Chroniques anachroniques - En mai, fais ce qu’il te plaît

Texte :

Si une vieille antienne stakhanoviste déplore chaque année le pullulement des jours fériés de mai, qui ne s’est pas précipité à l’achat de son agenda en début d’année pour vérifier l’occurrence des fêtes au cours de ce mois faste ou néfaste selon la perspective ? En effet, les week-ends s’y allongent statistiquement grâce à l’échéance de fêtes sociales ou civiles fixes (le 1er mai pour la fête du travail, le 8 mai pour l’armistice de la seconde guerre mondiale), voire de fêtes religieuses mobiles (jeudi de l’Ascension, vendredi de Pentecôte). Cette année, nous sommes particulièrement gâtés. Étant donné que, et fête et férié sont d’étymologie latine, il est à propos de se référer une fois encore au monde romain et à son calendrier.

Numa ut in menses annum, ita in dies mensem quemque distribuit, diesque omnes aut festos aut profestos aut intercisos uocauit. Festi dis dicati sunt: profesti hominibus ob administrandam rem priuatam publicamque concessi: intercisi deorum hominumque communes sunt.
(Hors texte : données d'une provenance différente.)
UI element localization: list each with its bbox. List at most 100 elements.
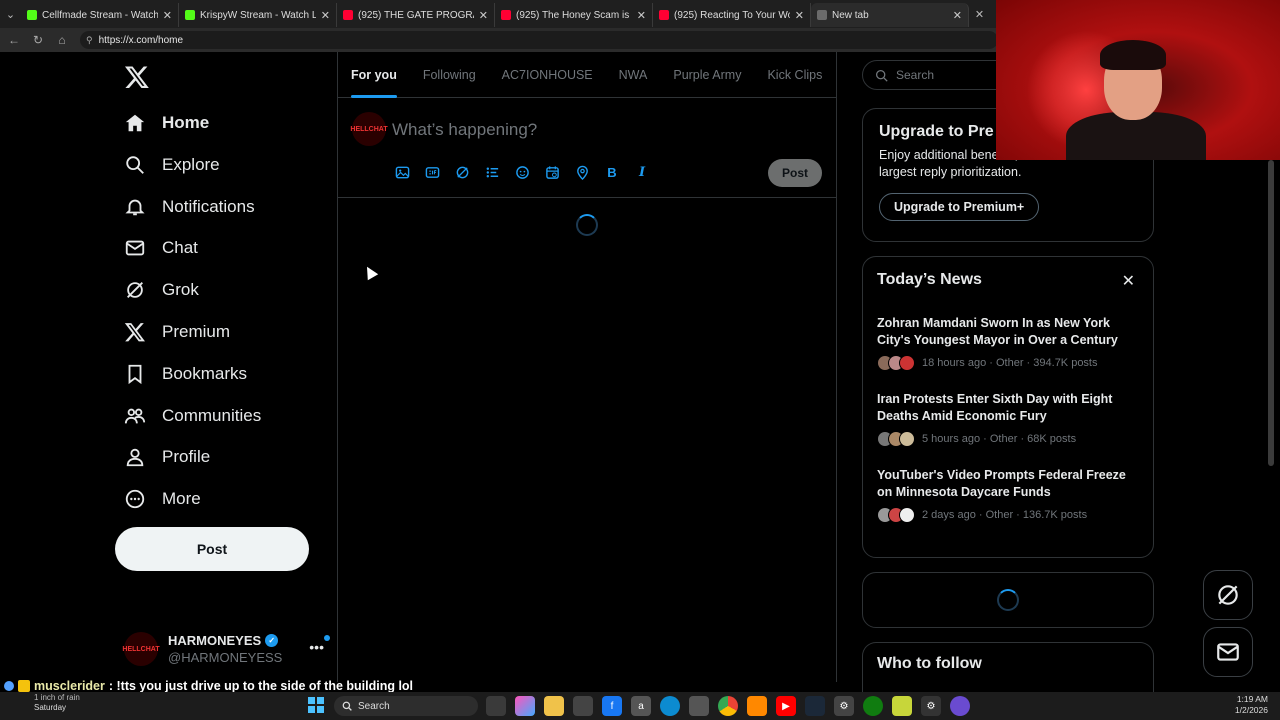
url-field[interactable]: ⚲ https://x.com/home xyxy=(80,31,998,49)
news-headline: Iran Protests Enter Sixth Day with Eight… xyxy=(877,392,1113,423)
nav-item-more[interactable]: More xyxy=(124,481,201,517)
tab-list-chevron-icon[interactable]: ⌄ xyxy=(0,0,21,28)
bold-icon[interactable]: B xyxy=(604,164,620,180)
tab-close-icon[interactable]: ✕ xyxy=(163,9,172,22)
loading-spinner xyxy=(576,214,598,236)
messages-floating-button[interactable] xyxy=(1203,627,1253,677)
feed-tab[interactable]: AC7IONHOUSE xyxy=(489,52,606,98)
bookmark-icon xyxy=(128,364,142,384)
tab-title: (925) The Honey Scam is Worse T xyxy=(516,9,632,21)
tab-favicon-icon xyxy=(659,10,669,20)
news-item[interactable]: Zohran Mamdani Sworn In as New York City… xyxy=(877,315,1139,371)
url-text: https://x.com/home xyxy=(98,34,184,46)
composer-input[interactable]: What’s happening? xyxy=(392,120,537,140)
obs-icon[interactable] xyxy=(950,696,970,716)
tab-close-icon[interactable]: ✕ xyxy=(637,9,646,22)
feed-tab[interactable]: Following xyxy=(410,52,489,98)
browser-tab[interactable]: (925) THE GATE PROGRAM: Were ✕ xyxy=(337,3,495,27)
tab-favicon-icon xyxy=(185,10,195,20)
vlc-icon[interactable] xyxy=(747,696,767,716)
nav-item-explore[interactable]: Explore xyxy=(124,147,220,183)
search-icon xyxy=(126,156,144,174)
compose-post-button[interactable]: Post xyxy=(768,159,822,187)
tab-close-icon[interactable]: ✕ xyxy=(953,9,962,22)
nav-item-bookmarks[interactable]: Bookmarks xyxy=(124,356,247,392)
browser-tab[interactable]: (925) The Honey Scam is Worse T ✕ xyxy=(495,3,653,27)
grok-floating-button[interactable] xyxy=(1203,570,1253,620)
chat-text: : !tts you just drive up to the side of … xyxy=(108,679,414,693)
reload-icon[interactable]: ↻ xyxy=(32,33,44,47)
feed-tab[interactable]: For you xyxy=(338,52,410,98)
grok-icon[interactable] xyxy=(454,164,470,180)
nav-item-chat[interactable]: Chat xyxy=(124,230,198,266)
windows-start-icon[interactable] xyxy=(308,697,324,713)
window-close-icon[interactable]: ✕ xyxy=(969,0,990,28)
page-scrollbar[interactable] xyxy=(1268,160,1274,466)
gif-icon[interactable] xyxy=(424,164,440,180)
tab-close-icon[interactable]: ✕ xyxy=(479,9,488,22)
nav-item-label: Communities xyxy=(162,405,262,425)
nav-item-profile[interactable]: Profile xyxy=(124,439,210,475)
tab-close-icon[interactable]: ✕ xyxy=(795,9,804,22)
feed-tab[interactable]: Purple Army xyxy=(660,52,754,98)
taskbar-search[interactable]: Search xyxy=(334,696,478,716)
steam-icon[interactable] xyxy=(805,696,825,716)
taskbar-clock[interactable]: 1:19 AM 1/2/2026 xyxy=(1235,694,1268,716)
edge-icon[interactable] xyxy=(660,696,680,716)
more-dots-icon[interactable]: ••• xyxy=(309,639,324,655)
upgrade-premium-button[interactable]: Upgrade to Premium+ xyxy=(879,193,1040,221)
weather-widget[interactable]: 1 inch of rain Saturday xyxy=(10,693,80,713)
loading-card xyxy=(862,572,1154,628)
news-meta: 5 hours ago · Other · 68K posts xyxy=(922,433,1077,445)
xbox-icon[interactable] xyxy=(863,696,883,716)
post-button[interactable]: Post xyxy=(115,527,309,571)
nav-item-notifications[interactable]: Notifications xyxy=(124,189,255,225)
amazon-icon[interactable]: a xyxy=(631,696,651,716)
nav-item-grok[interactable]: Grok xyxy=(124,272,199,308)
feed-tab[interactable]: Kick Clips xyxy=(754,52,835,98)
grok-icon xyxy=(1218,585,1238,605)
account-switcher[interactable]: HELLCHAT HARMONEYES ✓ @HARMONEYESS ••• xyxy=(122,627,330,671)
site-info-icon[interactable]: ⚲ xyxy=(86,35,93,46)
poll-icon[interactable] xyxy=(484,164,500,180)
back-icon[interactable]: ← xyxy=(8,33,20,47)
calculator-icon[interactable] xyxy=(689,696,709,716)
store-icon[interactable] xyxy=(573,696,593,716)
emoji-icon[interactable] xyxy=(514,164,530,180)
tab-title: Cellfmade Stream - Watch Li xyxy=(42,9,158,21)
tab-close-icon[interactable]: ✕ xyxy=(321,9,330,22)
youtube-icon[interactable]: ▶ xyxy=(776,696,796,716)
notes-icon[interactable] xyxy=(892,696,912,716)
search-icon xyxy=(875,69,888,82)
feed-tab[interactable]: NWA xyxy=(606,52,661,98)
chrome-icon[interactable] xyxy=(718,696,738,716)
browser-tab[interactable]: (925) Reacting To Your Worst Tec ✕ xyxy=(653,3,811,27)
nav-item-communities[interactable]: Communities xyxy=(124,398,261,434)
schedule-icon[interactable] xyxy=(544,164,560,180)
browser-tab[interactable]: New tab ✕ xyxy=(811,3,969,27)
file-explorer-icon[interactable] xyxy=(544,696,564,716)
chat-badge-icon xyxy=(4,681,14,691)
nav-item-home[interactable]: Home xyxy=(124,105,209,141)
news-item[interactable]: YouTuber's Video Prompts Federal Freeze … xyxy=(877,467,1139,523)
gear-icon[interactable]: ⚙ xyxy=(921,696,941,716)
composer-avatar[interactable]: HELLCHAT xyxy=(350,112,388,146)
news-item[interactable]: Iran Protests Enter Sixth Day with Eight… xyxy=(877,391,1139,447)
home-button-icon[interactable]: ⌂ xyxy=(56,33,68,47)
nav-item-premium[interactable]: Premium xyxy=(124,314,230,350)
browser-tab[interactable]: Cellfmade Stream - Watch Li ✕ xyxy=(21,3,179,27)
location-icon[interactable] xyxy=(574,164,590,180)
image-icon[interactable] xyxy=(394,164,410,180)
facebook-icon[interactable]: f xyxy=(602,696,622,716)
italic-icon[interactable]: I xyxy=(634,164,650,180)
settings-icon[interactable]: ⚙ xyxy=(834,696,854,716)
copilot-icon[interactable] xyxy=(515,696,535,716)
nav-item-label: Chat xyxy=(162,238,198,258)
x-logo-icon[interactable] xyxy=(124,64,150,90)
close-icon[interactable]: ✕ xyxy=(1122,271,1135,291)
x-icon xyxy=(124,323,145,342)
task-view-icon[interactable] xyxy=(486,696,506,716)
verified-badge-icon: ✓ xyxy=(265,634,279,647)
browser-tab[interactable]: KrispyW Stream - Watch Live ✕ xyxy=(179,3,337,27)
more-circle-icon xyxy=(125,490,145,509)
Festis insunt sacrificia epulae ludi feriae: profestis fasti comitiales conperendini stati praeliares: intercisi in se non in alia diuiduntur: illorum enim dierum quibusdam horis fas est, quibusdam fas non est ius dicere.

 

« Numa, comme il avait divisé l’année en mois, divisa chaque mois en jours, qu’il distingua en les appelant jours de fêtes, jours ouvrables ou jours mi-partis. Les jours de fête sont consacrés aux dieux, les jours ouvrables laissés aux hommes pour le règlement de leurs affaires, privées ou publiques, les jours mi-partis communs aux dieux et aux hommes. Aux jours de fêtes appartiennent les sacrifices, les festins sacrés, les jeux, les fériés : parmi les jours ouvrables se rangent les jours fastes, les jours comitiaux, les jours propres à la remise d’un jugement, les jours mi-partis, c’est sur lui-même, non par rapport au reste que chacun opère sa division : car, ces jours-là, la religion autorise à certaines heures l’exercice de la justice, et l’interdit à d’autres. »
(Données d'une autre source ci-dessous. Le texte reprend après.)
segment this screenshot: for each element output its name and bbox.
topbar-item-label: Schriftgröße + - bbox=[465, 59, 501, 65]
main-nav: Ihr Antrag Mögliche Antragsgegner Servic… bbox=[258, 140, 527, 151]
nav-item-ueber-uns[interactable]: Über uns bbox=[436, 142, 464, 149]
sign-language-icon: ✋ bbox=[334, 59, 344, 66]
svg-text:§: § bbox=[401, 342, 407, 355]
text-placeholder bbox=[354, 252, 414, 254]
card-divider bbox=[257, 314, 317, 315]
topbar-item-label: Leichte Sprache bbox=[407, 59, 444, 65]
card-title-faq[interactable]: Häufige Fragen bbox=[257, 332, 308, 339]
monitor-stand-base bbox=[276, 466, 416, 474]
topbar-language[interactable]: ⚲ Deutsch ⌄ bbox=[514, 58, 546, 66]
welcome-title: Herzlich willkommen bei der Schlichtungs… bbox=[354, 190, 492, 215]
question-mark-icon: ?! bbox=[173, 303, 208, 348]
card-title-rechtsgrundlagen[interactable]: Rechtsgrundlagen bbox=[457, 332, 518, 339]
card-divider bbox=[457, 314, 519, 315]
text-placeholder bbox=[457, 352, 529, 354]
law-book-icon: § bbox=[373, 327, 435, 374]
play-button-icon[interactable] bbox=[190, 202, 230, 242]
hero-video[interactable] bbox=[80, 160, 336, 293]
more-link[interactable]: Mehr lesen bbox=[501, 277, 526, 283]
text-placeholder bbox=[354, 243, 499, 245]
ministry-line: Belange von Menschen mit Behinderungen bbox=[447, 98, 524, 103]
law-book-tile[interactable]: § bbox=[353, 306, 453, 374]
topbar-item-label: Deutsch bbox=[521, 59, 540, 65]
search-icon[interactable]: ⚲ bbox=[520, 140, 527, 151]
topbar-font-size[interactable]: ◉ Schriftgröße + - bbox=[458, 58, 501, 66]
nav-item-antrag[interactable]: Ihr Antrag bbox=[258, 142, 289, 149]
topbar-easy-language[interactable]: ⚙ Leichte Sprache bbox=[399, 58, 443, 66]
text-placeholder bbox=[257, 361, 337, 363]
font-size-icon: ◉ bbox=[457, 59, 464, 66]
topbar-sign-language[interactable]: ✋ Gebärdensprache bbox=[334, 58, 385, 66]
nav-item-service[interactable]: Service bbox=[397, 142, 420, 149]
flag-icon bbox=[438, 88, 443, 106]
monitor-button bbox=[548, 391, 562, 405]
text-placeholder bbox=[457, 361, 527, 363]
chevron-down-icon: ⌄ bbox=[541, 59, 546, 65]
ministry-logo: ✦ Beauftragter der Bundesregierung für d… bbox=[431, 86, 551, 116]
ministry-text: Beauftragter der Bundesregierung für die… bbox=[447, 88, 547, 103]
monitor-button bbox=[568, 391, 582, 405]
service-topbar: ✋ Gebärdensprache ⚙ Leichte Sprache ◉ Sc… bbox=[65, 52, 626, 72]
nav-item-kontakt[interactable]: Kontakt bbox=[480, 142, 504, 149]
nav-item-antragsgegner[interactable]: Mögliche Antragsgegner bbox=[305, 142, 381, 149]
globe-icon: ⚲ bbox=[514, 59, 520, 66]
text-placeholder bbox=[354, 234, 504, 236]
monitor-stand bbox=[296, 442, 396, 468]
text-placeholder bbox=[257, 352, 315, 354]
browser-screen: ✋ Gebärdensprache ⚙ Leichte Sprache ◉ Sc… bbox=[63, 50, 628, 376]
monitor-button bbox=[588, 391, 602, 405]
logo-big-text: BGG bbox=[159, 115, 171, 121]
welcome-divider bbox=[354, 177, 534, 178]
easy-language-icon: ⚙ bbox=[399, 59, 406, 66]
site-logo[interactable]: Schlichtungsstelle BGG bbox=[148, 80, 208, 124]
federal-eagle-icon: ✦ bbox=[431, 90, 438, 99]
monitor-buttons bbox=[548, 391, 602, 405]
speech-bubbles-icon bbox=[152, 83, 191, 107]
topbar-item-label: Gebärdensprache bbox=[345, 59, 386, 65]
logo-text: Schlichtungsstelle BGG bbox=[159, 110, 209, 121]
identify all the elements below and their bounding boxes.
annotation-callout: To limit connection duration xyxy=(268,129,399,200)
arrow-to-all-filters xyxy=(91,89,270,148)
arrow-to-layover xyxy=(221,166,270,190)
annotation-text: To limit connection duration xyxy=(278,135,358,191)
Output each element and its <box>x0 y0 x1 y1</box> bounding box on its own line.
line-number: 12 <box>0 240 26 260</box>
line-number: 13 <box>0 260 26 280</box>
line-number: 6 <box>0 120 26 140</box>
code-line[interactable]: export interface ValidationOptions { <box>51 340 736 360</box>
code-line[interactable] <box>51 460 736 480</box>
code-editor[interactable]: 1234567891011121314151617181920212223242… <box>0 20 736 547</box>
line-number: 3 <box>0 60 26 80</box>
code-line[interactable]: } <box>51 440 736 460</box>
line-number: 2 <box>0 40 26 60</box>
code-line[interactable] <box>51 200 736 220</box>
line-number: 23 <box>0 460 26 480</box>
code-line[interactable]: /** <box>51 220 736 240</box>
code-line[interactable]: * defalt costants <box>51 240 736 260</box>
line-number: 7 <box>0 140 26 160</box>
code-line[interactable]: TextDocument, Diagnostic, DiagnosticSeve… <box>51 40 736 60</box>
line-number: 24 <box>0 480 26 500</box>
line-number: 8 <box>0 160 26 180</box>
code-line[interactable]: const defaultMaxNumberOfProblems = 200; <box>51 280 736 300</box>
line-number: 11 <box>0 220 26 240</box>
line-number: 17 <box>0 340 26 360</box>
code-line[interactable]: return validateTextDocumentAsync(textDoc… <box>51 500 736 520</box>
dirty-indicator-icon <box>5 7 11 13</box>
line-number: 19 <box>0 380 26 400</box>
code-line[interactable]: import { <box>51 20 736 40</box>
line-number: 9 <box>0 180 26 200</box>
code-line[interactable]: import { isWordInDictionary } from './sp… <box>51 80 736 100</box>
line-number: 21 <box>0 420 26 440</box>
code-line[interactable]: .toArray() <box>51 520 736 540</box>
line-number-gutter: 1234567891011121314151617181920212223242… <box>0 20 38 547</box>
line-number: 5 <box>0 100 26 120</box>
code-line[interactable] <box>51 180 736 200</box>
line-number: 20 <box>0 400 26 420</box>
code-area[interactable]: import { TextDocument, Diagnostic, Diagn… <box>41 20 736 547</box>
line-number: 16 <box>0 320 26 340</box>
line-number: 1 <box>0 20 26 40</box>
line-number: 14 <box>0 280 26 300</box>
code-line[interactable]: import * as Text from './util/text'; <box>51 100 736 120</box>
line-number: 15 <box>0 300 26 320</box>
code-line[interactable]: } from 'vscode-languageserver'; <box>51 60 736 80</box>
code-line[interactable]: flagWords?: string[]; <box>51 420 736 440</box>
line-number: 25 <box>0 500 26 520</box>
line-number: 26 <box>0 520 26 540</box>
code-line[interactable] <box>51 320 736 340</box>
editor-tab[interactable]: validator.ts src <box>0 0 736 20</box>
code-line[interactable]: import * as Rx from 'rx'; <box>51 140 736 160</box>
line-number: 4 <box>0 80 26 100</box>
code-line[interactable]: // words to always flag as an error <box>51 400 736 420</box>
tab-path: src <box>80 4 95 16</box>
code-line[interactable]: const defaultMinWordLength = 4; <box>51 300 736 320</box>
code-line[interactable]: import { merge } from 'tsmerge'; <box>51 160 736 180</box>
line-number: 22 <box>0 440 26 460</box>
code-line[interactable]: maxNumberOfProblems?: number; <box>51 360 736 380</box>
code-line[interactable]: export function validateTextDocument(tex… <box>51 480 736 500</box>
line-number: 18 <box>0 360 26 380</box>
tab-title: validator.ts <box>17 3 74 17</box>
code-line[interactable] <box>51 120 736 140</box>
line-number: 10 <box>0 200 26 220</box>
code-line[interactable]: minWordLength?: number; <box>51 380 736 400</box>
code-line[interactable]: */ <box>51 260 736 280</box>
           Macrobe, Saturnales, 1, 16, 2-3

Texte traduit par Charles Guittard, La roue à livres, Les Belles Lettres, 1997

Le calendrier religieux officiel, qui varie selon les cités, est géré, en général, par les magistrats suprêmes et à Rome, notamment, par le collège des pontifes. Il reflète la décision des autorités et ne mentionne que les grands jours de fêtes réguliers. Réservés aux humains ou institués pour les dieux, les jours y sont fastes ou néfastes. Il existait même, vu la rationalité sourcilleuse des Romains, une catégorie supplémentaire : les jours « mi-partis » abrégés sur les calendriers en EN (endotercisi : « coupés à l'intérieur ») qui sont néfastes matin et soir et fastes l’après-midi.  En effet, durant les jours néfastes, les dieux accomplissaient leur fonction et les hommes étaient censés les honorer dans l’intérêt général. À ce titre, toute activité humaine ou politique y était suspendue. Quelques 235 jours étaient ouverts à l’activité des hommes et 109 jours créés en l’honneur des dieux, dont une soixantaine avait le caractère de fête publique (feria publica, marquée NP sur les calendriers). Ce n’est que depuis le Ier siècle de notre ère que certains jours devinrent « fériés » alors qu’ils n’étaient pas littéralement des fêtes publiques. En tout cas, avec les dimanches, nous avons une soixantaine de jours fériés. Ces fêtes du calendrier se répartissaient en fêtes agraires (dont le nom est au neutre pluriel), en fêtes civiques et militaires, ou en fêtes liées au temps. Paradoxalement, il y en a assez peu en mai. Mais le nombre général de fêtes a enflé au cours de l’Empire au point d’occuper pratiquement la moitié de l’année. Soyons nostalgiques. Quant à notre dimanche hebdomadaire, c’est l’édit de Milan (313 ap. J.-C.) qui amena sa reconnaissance publique et Constantin qui en fit un jour légal de chômage. Cette tradition s’ancra si fort dans l’Empire que la IIIe République n’a touché à rien, malgré la séparation de l’église et de l’état en 1905, et a même instauré par la loi le repos dominical pour les salariés et maintenu comme fête légale les grandes célébrations chrétiennes. Les intégristes de la laïcité pourront revoir leur histoire.